Now generate a Mayhemfile:

mayhem init ghcr.io/<YOUR GITHUB USERNAME>/cereal-json:latest

Notice this time we provided a Docker image to mayhem init. We did this because the Mayhem CLI will automatically inspect a container to try to determine how to run your target. Inspect the resulting Mayhemfile with your favorite text editor.

You should see that most of the fields have been filled in for you automatically! We just need to tell Mayhem how to attack our target. So modify the command used to exercise your target in the Mayhemfile using your favorite text editor by adding the @@ symbol:

...
  - cmd: /json_fuzzer @@
...

Now, start the run:

mayhem run .

You should see output that indicates a run was started successfully.

Run started: cereal-json/cereal-json-latest/1
Run URL: https://mayhem.forallsecure.com:443/nathanjackson/cereal-json/cereal-json-latest/1
cereal-json/cereal-json-latest/1

Part 2. Improving our Fuzzer

Now that that you're successfully fuzzing cereal, you'd normally let this run for awhile, with the hope that you find a bug. What happens if you get to the point where you're not generating many new test cases and you haven't found any bugs?

Well, the next step is to look to improve your target. There are multiple ways to do this, and we'll implement two of them in this part. First, we'll convert our harness into a libFuzzer harness which will enable in-memory fuzzing. As a result, our target should run much faster. Secondly, we'll add a custom assertion that allows us to check for symmetry. In other words, we're checking to see if we can serialize and deserialize and expect to get the same input.

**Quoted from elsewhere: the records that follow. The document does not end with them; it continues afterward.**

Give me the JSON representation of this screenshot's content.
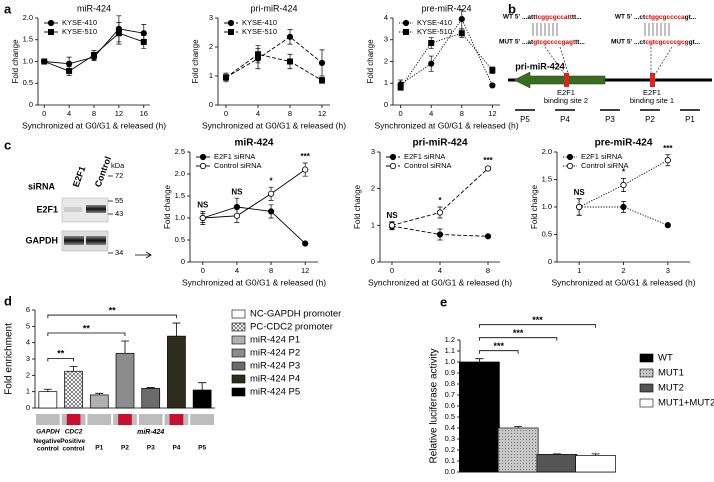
{
  "panel_labels": [
    "a",
    "b",
    "c",
    "d",
    "e"
  ],
  "diagram": {
    "sequences": [
      {
        "label": "WT 5'",
        "parts": [
          "...att",
          "tcggcgccatt",
          "tt..."
        ]
      },
      {
        "label": "MUT 5'",
        "parts": [
          "...at",
          "gtcgccccgagt",
          "tt..."
        ]
      },
      {
        "label": "WT 5'",
        "parts": [
          "...ct",
          "ctggcgcccca",
          "gt..."
        ]
      },
      {
        "label": "MUT 5'",
        "parts": [
          "...ct",
          "cgtcgccccgcg",
          "gt..."
        ]
      }
    ],
    "gene": "pri-miR-424",
    "sites": [
      {
        "name": "E2F1",
        "detail": "binding site 2"
      },
      {
        "name": "E2F1",
        "detail": "binding site 1"
      }
    ],
    "primers": [
      "P5",
      "P4",
      "P3",
      "P2",
      "P1"
    ]
  },
  "blot": {
    "treatment": "siRNA",
    "lanes": [
      "E2F1",
      "Control"
    ],
    "unit": "kDa",
    "markers": [
      "72",
      "55",
      "43",
      "34"
    ],
    "proteins": [
      "E2F1",
      "GAPDH"
    ]
  },
  "chart_data": [
    {
      "type": "line",
      "title": "miR-424",
      "xlabel": "Synchronized at G0/G1 & released (h)",
      "ylabel": "Fold change",
      "line_style": "solid",
      "legend": "upper left",
      "x": [
        0,
        4,
        8,
        12,
        16
      ],
      "xlim": [
        -1,
        17
      ],
      "xticks": [
        0,
        4,
        8,
        12,
        16
      ],
      "ylim": [
        0,
        2
      ],
      "yticks": [
        0,
        0.5,
        {
          "value": 1,
          "label": "1.0"
        },
        1.5,
        {
          "value": 2,
          "label": "2.0"
        }
      ],
      "series": [
        {
          "name": "KYSE-410",
          "color": "#000000",
          "marker": "circle",
          "values": [
            1.0,
            0.95,
            1.1,
            1.75,
            1.65
          ],
          "errors": [
            0.05,
            0.15,
            0.08,
            0.3,
            0.2
          ]
        },
        {
          "name": "KYSE-510",
          "color": "#000000",
          "marker": "square",
          "values": [
            1.0,
            0.78,
            1.15,
            1.65,
            1.45
          ],
          "errors": [
            0.05,
            0.1,
            0.1,
            0.25,
            0.15
          ]
        }
      ]
    },
    {
      "type": "line",
      "title": "pri-miR-424",
      "xlabel": "Synchronized at G0/G1 & released (h)",
      "ylabel": "Fold change",
      "line_style": "dashed",
      "legend": "upper left",
      "x": [
        0,
        4,
        8,
        12
      ],
      "xlim": [
        -1,
        13
      ],
      "xticks": [
        0,
        4,
        8,
        12
      ],
      "ylim": [
        0,
        3
      ],
      "yticks": [
        0,
        1,
        2,
        3
      ],
      "series": [
        {
          "name": "KYSE-410",
          "color": "#000000",
          "marker": "circle",
          "values": [
            0.95,
            1.6,
            2.35,
            1.45
          ],
          "errors": [
            0.15,
            0.35,
            0.25,
            0.45
          ]
        },
        {
          "name": "KYSE-510",
          "color": "#000000",
          "marker": "square",
          "values": [
            0.95,
            1.75,
            1.5,
            0.85
          ],
          "errors": [
            0.1,
            0.3,
            0.25,
            0.1
          ]
        }
      ]
    },
    {
      "type": "line",
      "title": "pre-miR-424",
      "xlabel": "Synchronized at G0/G1 & released (h)",
      "ylabel": "Fold change",
      "line_style": "dotted",
      "legend": "upper left",
      "x": [
        0,
        4,
        8,
        12
      ],
      "xlim": [
        -1,
        13
      ],
      "xticks": [
        0,
        4,
        8,
        12
      ],
      "ylim": [
        0,
        4
      ],
      "yticks": [
        0,
        1,
        2,
        3,
        4
      ],
      "series": [
        {
          "name": "KYSE-410",
          "color": "#000000",
          "marker": "circle",
          "values": [
            0.95,
            1.9,
            3.95,
            0.9
          ],
          "errors": [
            0.2,
            0.35,
            0.45,
            0.05
          ]
        },
        {
          "name": "KYSE-510",
          "color": "#000000",
          "marker": "square",
          "values": [
            0.8,
            2.85,
            3.3,
            1.6
          ],
          "errors": [
            0.1,
            0.25,
            0.2,
            0.15
          ]
        }
      ]
    },
    {
      "type": "line",
      "title": "miR-424",
      "xlabel": "Synchronized at G0/G1 & released (h)",
      "ylabel": "Fold change",
      "line_style": "solid",
      "legend": "upper left",
      "x": [
        0,
        4,
        8,
        12
      ],
      "xlim": [
        -1.5,
        13.5
      ],
      "xticks": [
        0,
        4,
        8,
        12
      ],
      "ylim": [
        0,
        2.5
      ],
      "yticks": [
        0,
        0.5,
        {
          "value": 1,
          "label": "1.0"
        },
        1.5,
        {
          "value": 2,
          "label": "2.0"
        },
        2.5
      ],
      "series": [
        {
          "name": "E2F1 siRNA",
          "color": "#000000",
          "marker": "circle",
          "filled": true,
          "values": [
            1.0,
            1.25,
            1.15,
            0.42
          ],
          "errors": [
            0.15,
            0.2,
            0.15,
            0.02
          ]
        },
        {
          "name": "Control siRNA",
          "color": "#000000",
          "marker": "circle",
          "filled": false,
          "values": [
            1.0,
            1.05,
            1.55,
            2.1
          ],
          "errors": [
            0.1,
            0.15,
            0.15,
            0.15
          ]
        }
      ],
      "annotations": [
        {
          "text": "NS",
          "x": 0
        },
        {
          "text": "NS",
          "x": 4
        },
        {
          "text": "*",
          "x": 8
        },
        {
          "text": "***",
          "x": 12
        }
      ]
    },
    {
      "type": "line",
      "title": "pri-miR-424",
      "xlabel": "Synchronized at G0/G1 & released (h)",
      "ylabel": "Fold change",
      "line_style": "dashed",
      "legend": "upper left",
      "x": [
        0,
        4,
        8
      ],
      "xlim": [
        -1,
        9
      ],
      "xticks": [
        0,
        4,
        8
      ],
      "ylim": [
        0,
        3
      ],
      "yticks": [
        0,
        1,
        2,
        3
      ],
      "series": [
        {
          "name": "E2F1 siRNA",
          "color": "#000000",
          "marker": "circle",
          "filled": true,
          "values": [
            0.98,
            0.75,
            0.7
          ],
          "errors": [
            0.1,
            0.15,
            0.03
          ]
        },
        {
          "name": "Control siRNA",
          "color": "#000000",
          "marker": "circle",
          "filled": false,
          "values": [
            1.0,
            1.35,
            2.55
          ],
          "errors": [
            0.1,
            0.15,
            0.05
          ]
        }
      ],
      "annotations": [
        {
          "text": "NS",
          "x": 0
        },
        {
          "text": "*",
          "x": 4
        },
        {
          "text": "***",
          "x": 8
        }
      ]
    },
    {
      "type": "line",
      "title": "pre-miR-424",
      "xlabel": "Synchronized at G0/G1 & released (h)",
      "ylabel": "Fold change",
      "line_style": "dotted",
      "legend": "upper left",
      "x": [
        1,
        2,
        3
      ],
      "xlim": [
        0.5,
        3.5
      ],
      "xticks": [
        1,
        2,
        3
      ],
      "ylim": [
        0,
        2
      ],
      "yticks": [
        0,
        0.5,
        {
          "value": 1,
          "label": "1.0"
        },
        1.5,
        {
          "value": 2,
          "label": "2.0"
        }
      ],
      "series": [
        {
          "name": "E2F1 siRNA",
          "color": "#000000",
          "marker": "circle",
          "filled": true,
          "values": [
            1.0,
            1.0,
            0.67
          ],
          "errors": [
            0.15,
            0.1,
            0.02
          ]
        },
        {
          "name": "Control siRNA",
          "color": "#000000",
          "marker": "circle",
          "filled": false,
          "values": [
            1.0,
            1.4,
            1.85
          ],
          "errors": [
            0.15,
            0.12,
            0.1
          ]
        }
      ],
      "annotations": [
        {
          "text": "NS",
          "x": 1
        },
        {
          "text": "*",
          "x": 2
        },
        {
          "text": "***",
          "x": 3
        }
      ]
    },
    {
      "type": "bar",
      "ylabel": "Fold enrichment",
      "ylim": [
        0,
        6
      ],
      "yticks": [
        0,
        1,
        2,
        3,
        4,
        5,
        6
      ],
      "legend": "right",
      "series": [
        {
          "name": "NC-GAPDH promoter",
          "color": "#ffffff",
          "values": [
            1.0
          ],
          "errors": [
            0.15
          ]
        },
        {
          "name": "PC-CDC2 promoter",
          "color": "#ffffff",
          "pattern": "crosshatch",
          "values": [
            2.25
          ],
          "errors": [
            0.3
          ]
        },
        {
          "name": "miR-424 P1",
          "color": "#b0b0b0",
          "values": [
            0.8
          ],
          "errors": [
            0.1
          ]
        },
        {
          "name": "miR-424 P2",
          "color": "#8c8c8c",
          "values": [
            3.35
          ],
          "errors": [
            0.75
          ]
        },
        {
          "name": "miR-424 P3",
          "color": "#6b6b6b",
          "values": [
            1.2
          ],
          "errors": [
            0.05
          ]
        },
        {
          "name": "miR-424 P4",
          "color": "#2d2d1e",
          "values": [
            4.4
          ],
          "errors": [
            0.8
          ]
        },
        {
          "name": "miR-424 P5",
          "color": "#000000",
          "values": [
            1.1
          ],
          "errors": [
            0.45
          ]
        }
      ],
      "brackets": [
        {
          "text": "**",
          "from": "NC-GAPDH promoter",
          "to": "PC-CDC2 promoter"
        },
        {
          "text": "**",
          "from": "NC-GAPDH promoter",
          "to": "miR-424 P2"
        },
        {
          "text": "**",
          "from": "NC-GAPDH promoter",
          "to": "miR-424 P4"
        }
      ],
      "track": {
        "labels": [
          {
            "name": "GAPDH",
            "note": "Negative control"
          },
          {
            "name": "CDC2",
            "note": "Positive control"
          },
          {
            "name": "P1"
          },
          {
            "name": "P2"
          },
          {
            "name": "P3"
          },
          {
            "name": "P4"
          },
          {
            "name": "P5"
          }
        ],
        "group": "miR-424"
      }
    },
    {
      "type": "bar",
      "ylabel": "Relative luciferase activity",
      "ylim": [
        0,
        1.2
      ],
      "yticks": [
        {
          "value": 0,
          "label": "0.0"
        },
        0.1,
        0.2,
        0.3,
        0.4,
        0.5,
        0.6,
        0.7,
        0.8,
        0.9,
        {
          "value": 1,
          "label": "1.0"
        },
        1.1,
        1.2
      ],
      "legend": "right",
      "series": [
        {
          "name": "WT",
          "color": "#000000",
          "values": [
            1.0
          ],
          "errors": [
            0.03
          ]
        },
        {
          "name": "MUT1",
          "color": "#bbbbbb",
          "pattern": "dots",
          "values": [
            0.4
          ],
          "errors": [
            0.015
          ]
        },
        {
          "name": "MUT2",
          "color": "#555555",
          "values": [
            0.16
          ],
          "errors": [
            0.005
          ]
        },
        {
          "name": "MUT1+MUT2",
          "color": "#ffffff",
          "values": [
            0.15
          ],
          "errors": [
            0.015
          ]
        }
      ],
      "brackets": [
        {
          "text": "***",
          "from": "WT",
          "to": "MUT1"
        },
        {
          "text": "***",
          "from": "WT",
          "to": "MUT2"
        },
        {
          "text": "***",
          "from": "WT",
          "to": "MUT1+MUT2"
        }
      ]
    }
  ]
}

Step 1. Convert our Existing Harness to use libFuzzer

First, we need adapt our harness to use libFuzzer. Fortunately, we'll be deleting code, so this step is pretty easy. Remember that libFuzzer harnesses deliver test cases via arguments to a function named LLVMFuzzerTestOneInput. So for this step, we'll rename our main function and remove the file IO code.

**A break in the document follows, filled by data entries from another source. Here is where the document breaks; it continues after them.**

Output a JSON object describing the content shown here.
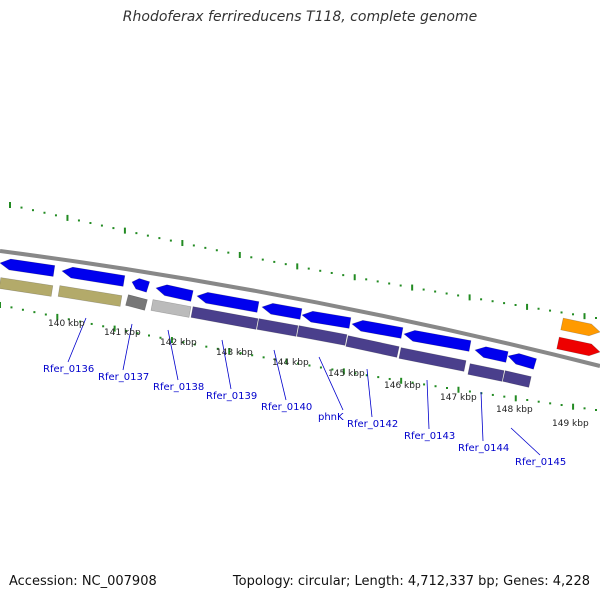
{
  "title": "Rhodoferax ferrireducens T118, complete genome",
  "accession": "Accession: NC_007908",
  "summary": "Topology: circular; Length: 4,712,337 bp; Genes: 4,228",
  "colors": {
    "forward_gene": "#0000ee",
    "reverse_gene": "#4a3f8c",
    "olive_block": "#b3aa6a",
    "grey_block": "#777777",
    "light_grey_block": "#bbbbbb",
    "orange_gene": "#ff9a00",
    "red_gene": "#ee0000",
    "ruler_ticks": "#228b22",
    "backbone": "#888888",
    "label_text": "#0000cc"
  },
  "kbp_ticks": [
    "140 kbp",
    "141 kbp",
    "142 kbp",
    "143 kbp",
    "144 kbp",
    "145 kbp",
    "146 kbp",
    "147 kbp",
    "148 kbp",
    "149 kbp"
  ],
  "gene_labels": [
    "Rfer_0136",
    "Rfer_0137",
    "Rfer_0138",
    "Rfer_0139",
    "Rfer_0140",
    "phnK",
    "Rfer_0142",
    "Rfer_0143",
    "Rfer_0144",
    "Rfer_0145"
  ]
}
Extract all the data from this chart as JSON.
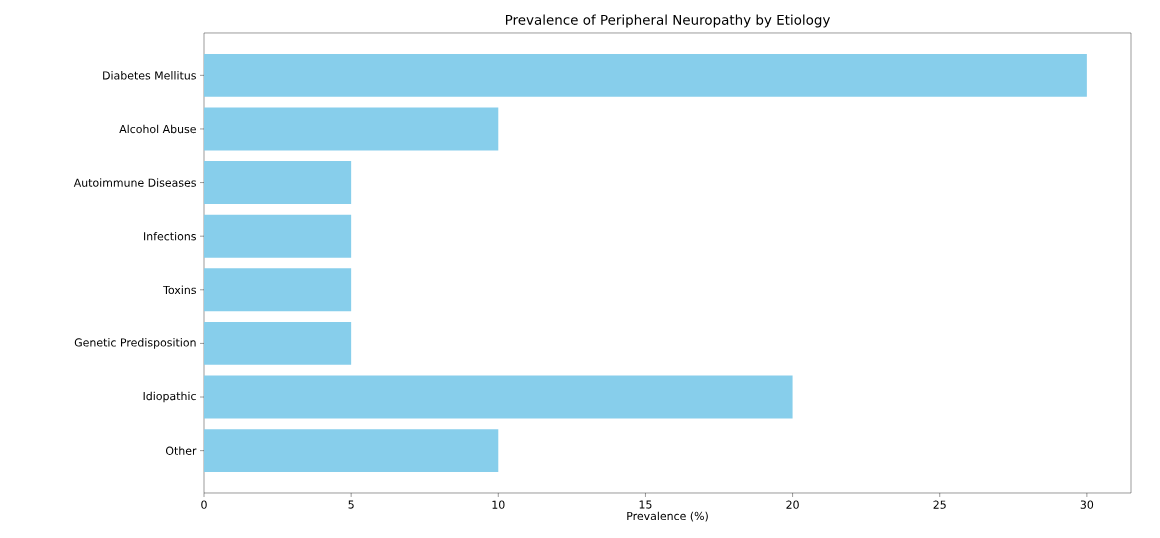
{
  "chart_data": {
    "type": "bar",
    "orientation": "horizontal",
    "title": "Prevalence of Peripheral Neuropathy by Etiology",
    "xlabel": "Prevalence (%)",
    "categories": [
      "Diabetes Mellitus",
      "Alcohol Abuse",
      "Autoimmune Diseases",
      "Infections",
      "Toxins",
      "Genetic Predisposition",
      "Idiopathic",
      "Other"
    ],
    "values": [
      30,
      10,
      5,
      5,
      5,
      5,
      20,
      10
    ],
    "color": "#87ceeb",
    "xlim": [
      0,
      31.5
    ],
    "xticks": [
      0,
      5,
      10,
      15,
      20,
      25,
      30
    ],
    "grid": false
  }
}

Change into cansecwest22/cereal:

```
cd cansecwest22/cereal
```

Modify json_fuzzer.cpp and the main function for libFuzzer using your favorite text editor. It should look similar to this:

extern "C" int LLVMFuzzerTestOneInput(const uint8_t* data, size_t size)
{
    std::string s(data, data + size);
    std::stringstream ss;

    {
        cereal::JSONOutputArchive oa(ss);
        oa(s);
    }

    return 0;
}

Next we need to update the Makefile to add libFuzzer instrumentation to our target. We'll change the compiler from GCC to Clang, and add -fsanitize=fuzzer. The resulting Makefile should look similar to this:

json_fuzzer:
    clang++ -std=c++17 -c -Icereal/include -fsanitize=fuzzer json_fuzzer.cpp
    clang++ -fsanitize=fuzzer json_fuzzer.o -o json_fuzzer

clean:
    rm -f *.o json_fuzzer

Step 2. Modify json_harness.cpp to deserialize the result and check for equality.

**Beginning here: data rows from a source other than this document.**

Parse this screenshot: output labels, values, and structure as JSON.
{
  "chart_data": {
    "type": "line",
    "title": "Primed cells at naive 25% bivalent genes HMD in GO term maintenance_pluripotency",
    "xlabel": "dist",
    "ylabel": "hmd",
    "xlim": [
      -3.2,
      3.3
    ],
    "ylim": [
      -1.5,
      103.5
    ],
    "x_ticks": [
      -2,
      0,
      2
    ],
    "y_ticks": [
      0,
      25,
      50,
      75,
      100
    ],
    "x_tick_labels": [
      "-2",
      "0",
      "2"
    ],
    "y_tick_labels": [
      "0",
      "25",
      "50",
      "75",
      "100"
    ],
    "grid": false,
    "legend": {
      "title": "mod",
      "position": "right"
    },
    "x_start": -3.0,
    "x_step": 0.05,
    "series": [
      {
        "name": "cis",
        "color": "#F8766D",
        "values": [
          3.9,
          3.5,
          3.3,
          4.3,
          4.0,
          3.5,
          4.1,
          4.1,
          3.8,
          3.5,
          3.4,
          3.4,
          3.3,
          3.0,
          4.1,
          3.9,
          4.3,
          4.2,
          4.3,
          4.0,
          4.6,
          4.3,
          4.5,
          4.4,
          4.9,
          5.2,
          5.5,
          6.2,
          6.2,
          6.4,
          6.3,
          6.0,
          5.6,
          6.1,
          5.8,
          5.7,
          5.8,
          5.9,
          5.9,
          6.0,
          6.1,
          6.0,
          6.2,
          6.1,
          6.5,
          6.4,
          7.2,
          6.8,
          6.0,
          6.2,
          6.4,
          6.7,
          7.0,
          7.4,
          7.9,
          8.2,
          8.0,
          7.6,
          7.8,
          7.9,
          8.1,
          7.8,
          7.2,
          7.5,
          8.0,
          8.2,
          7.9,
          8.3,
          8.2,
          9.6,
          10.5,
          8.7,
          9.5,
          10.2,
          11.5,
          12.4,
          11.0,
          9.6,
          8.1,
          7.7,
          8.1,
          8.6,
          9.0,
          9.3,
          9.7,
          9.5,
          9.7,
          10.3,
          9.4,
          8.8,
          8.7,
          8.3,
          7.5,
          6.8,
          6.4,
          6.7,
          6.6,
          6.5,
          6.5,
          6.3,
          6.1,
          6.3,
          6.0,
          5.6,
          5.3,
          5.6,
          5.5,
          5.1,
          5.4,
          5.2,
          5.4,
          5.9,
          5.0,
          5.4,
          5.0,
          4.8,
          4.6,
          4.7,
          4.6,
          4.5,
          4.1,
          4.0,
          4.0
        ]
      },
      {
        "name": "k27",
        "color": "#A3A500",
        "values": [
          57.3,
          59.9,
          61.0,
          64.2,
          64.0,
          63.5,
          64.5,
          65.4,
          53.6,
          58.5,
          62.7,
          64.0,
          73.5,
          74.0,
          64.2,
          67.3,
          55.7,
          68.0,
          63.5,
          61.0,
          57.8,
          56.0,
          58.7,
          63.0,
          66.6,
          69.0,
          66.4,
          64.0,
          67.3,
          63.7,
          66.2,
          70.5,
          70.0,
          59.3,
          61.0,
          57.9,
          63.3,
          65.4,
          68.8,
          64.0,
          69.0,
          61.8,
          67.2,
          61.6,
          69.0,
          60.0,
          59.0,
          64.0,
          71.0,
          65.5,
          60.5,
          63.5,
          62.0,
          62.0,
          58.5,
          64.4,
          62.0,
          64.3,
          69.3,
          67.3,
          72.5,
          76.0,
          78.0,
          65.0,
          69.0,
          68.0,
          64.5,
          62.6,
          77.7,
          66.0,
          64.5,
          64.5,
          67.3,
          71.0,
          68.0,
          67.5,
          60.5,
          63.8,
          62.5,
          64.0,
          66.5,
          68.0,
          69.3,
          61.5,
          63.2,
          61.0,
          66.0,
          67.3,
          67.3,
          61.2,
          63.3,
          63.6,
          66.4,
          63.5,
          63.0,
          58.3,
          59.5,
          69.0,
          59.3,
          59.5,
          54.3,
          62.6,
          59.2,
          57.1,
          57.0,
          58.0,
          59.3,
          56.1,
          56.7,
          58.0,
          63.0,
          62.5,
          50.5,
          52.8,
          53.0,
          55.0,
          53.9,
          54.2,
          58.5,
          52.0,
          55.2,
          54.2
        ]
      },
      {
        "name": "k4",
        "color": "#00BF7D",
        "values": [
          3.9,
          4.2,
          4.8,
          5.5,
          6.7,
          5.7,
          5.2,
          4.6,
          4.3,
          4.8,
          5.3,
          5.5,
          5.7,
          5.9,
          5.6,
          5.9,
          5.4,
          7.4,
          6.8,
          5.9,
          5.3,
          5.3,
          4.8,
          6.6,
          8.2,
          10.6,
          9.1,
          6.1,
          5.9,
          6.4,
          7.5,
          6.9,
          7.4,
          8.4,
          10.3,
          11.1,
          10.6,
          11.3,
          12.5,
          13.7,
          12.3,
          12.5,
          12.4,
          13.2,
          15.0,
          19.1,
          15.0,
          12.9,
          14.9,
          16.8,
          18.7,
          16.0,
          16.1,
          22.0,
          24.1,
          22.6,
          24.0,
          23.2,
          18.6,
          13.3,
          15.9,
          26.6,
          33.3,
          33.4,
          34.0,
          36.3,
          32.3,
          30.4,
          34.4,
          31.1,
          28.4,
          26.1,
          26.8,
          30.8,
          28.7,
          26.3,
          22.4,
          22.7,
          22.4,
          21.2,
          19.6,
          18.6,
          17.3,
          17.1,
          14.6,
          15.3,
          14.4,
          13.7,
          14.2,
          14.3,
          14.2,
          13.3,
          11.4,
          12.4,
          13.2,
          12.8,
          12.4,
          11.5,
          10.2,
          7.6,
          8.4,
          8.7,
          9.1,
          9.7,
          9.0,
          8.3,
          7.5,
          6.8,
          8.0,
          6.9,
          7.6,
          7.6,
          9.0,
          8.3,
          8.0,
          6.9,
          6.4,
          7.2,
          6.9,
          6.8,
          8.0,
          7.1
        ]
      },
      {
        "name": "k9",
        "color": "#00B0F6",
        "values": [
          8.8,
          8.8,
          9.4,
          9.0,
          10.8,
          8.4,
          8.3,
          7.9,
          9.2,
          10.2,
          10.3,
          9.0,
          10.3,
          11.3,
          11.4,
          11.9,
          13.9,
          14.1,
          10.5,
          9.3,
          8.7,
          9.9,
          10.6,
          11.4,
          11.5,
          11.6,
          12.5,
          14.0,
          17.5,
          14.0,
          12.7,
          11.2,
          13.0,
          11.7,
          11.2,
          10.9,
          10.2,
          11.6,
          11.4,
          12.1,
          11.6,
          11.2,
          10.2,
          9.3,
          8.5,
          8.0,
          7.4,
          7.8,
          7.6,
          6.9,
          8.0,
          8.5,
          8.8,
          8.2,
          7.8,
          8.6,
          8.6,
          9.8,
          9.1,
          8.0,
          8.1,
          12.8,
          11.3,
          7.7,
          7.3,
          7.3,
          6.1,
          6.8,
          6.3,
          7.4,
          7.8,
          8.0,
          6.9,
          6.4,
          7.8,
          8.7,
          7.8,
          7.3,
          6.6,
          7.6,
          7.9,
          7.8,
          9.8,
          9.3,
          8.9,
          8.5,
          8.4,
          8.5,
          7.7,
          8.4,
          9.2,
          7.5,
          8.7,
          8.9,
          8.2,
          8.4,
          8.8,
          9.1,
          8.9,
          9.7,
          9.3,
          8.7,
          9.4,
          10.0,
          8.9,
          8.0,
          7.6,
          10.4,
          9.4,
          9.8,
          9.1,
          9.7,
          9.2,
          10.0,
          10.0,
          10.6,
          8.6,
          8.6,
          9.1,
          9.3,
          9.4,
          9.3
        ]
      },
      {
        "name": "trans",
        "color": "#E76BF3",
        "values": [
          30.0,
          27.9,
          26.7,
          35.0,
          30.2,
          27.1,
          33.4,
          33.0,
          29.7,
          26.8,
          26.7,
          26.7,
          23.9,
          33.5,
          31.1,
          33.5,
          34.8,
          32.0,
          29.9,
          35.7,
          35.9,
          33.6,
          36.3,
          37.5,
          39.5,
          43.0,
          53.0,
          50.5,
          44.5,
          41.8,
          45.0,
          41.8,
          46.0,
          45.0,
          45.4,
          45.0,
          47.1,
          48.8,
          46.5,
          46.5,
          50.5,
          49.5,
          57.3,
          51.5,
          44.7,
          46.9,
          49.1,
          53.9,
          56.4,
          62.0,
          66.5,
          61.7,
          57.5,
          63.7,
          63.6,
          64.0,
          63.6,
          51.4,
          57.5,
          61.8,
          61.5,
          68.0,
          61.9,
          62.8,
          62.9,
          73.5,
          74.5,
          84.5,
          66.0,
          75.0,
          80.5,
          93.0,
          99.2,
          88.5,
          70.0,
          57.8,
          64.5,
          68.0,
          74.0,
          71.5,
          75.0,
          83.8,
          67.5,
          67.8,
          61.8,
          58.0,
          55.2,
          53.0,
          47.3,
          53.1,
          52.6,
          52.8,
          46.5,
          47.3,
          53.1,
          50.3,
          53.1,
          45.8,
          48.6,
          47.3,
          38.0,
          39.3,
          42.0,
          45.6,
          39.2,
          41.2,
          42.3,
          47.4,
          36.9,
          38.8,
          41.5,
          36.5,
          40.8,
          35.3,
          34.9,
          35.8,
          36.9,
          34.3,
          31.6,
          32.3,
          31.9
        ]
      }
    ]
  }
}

Now we need to add a step to deserialize the data, and check for equality. Modify json_harness.cpp to look similar to this:

extern "C" int LLVMFuzzerTestOneInput(const uint8_t* data, size_t size)
{
    std::string s(data, data + size);

    std::stringstream ss;

    std::string s2;

    // Note: we have to wrap writing to the output archive because the data
    // isn't flushed to stringstream until it goes out of scope.
    {
        cereal::JSONOutputArchive oa(ss);
        oa(s);
    }

    cereal::JSONInputArchive ia(ss);
    ia(s2);

    assert(s == s2);

    return 0;
}

Step 3. Update the Mayhemfile

Since our Cereal harness no longer accepts file input, we need to update the Mayhemfile so that it doesn't pass the input via file. Update the cmd structure to remove the @@:

...
  - cmd: /json_fuzzer
...

Step 3. Start a run against the updated target.

First, re-build the Docker image:

docker build -t ghcr.io/<YOUR GITHUB USERNAME>/cereal-json:latest .

Push to the registry:

docker push ghcr.io/<YOUR GITHUB USERNAME>/cereal-json:latest

You should not have to mark the package as public again.

Finally, start the run:

mayhem run .

You should see output that indicates the run started successfully:

Run started: cereal-json/cereal-json-latest/2
Run URL: https://mayhem.forallsecure.com:443/nathanjackson/cereal-json/cereal-json-latest/2
cereal-json/cereal-json-latest/2

Open the Mayhem UI, and you should see that Mayhem finds a defect within a few seconds due to an assertion error.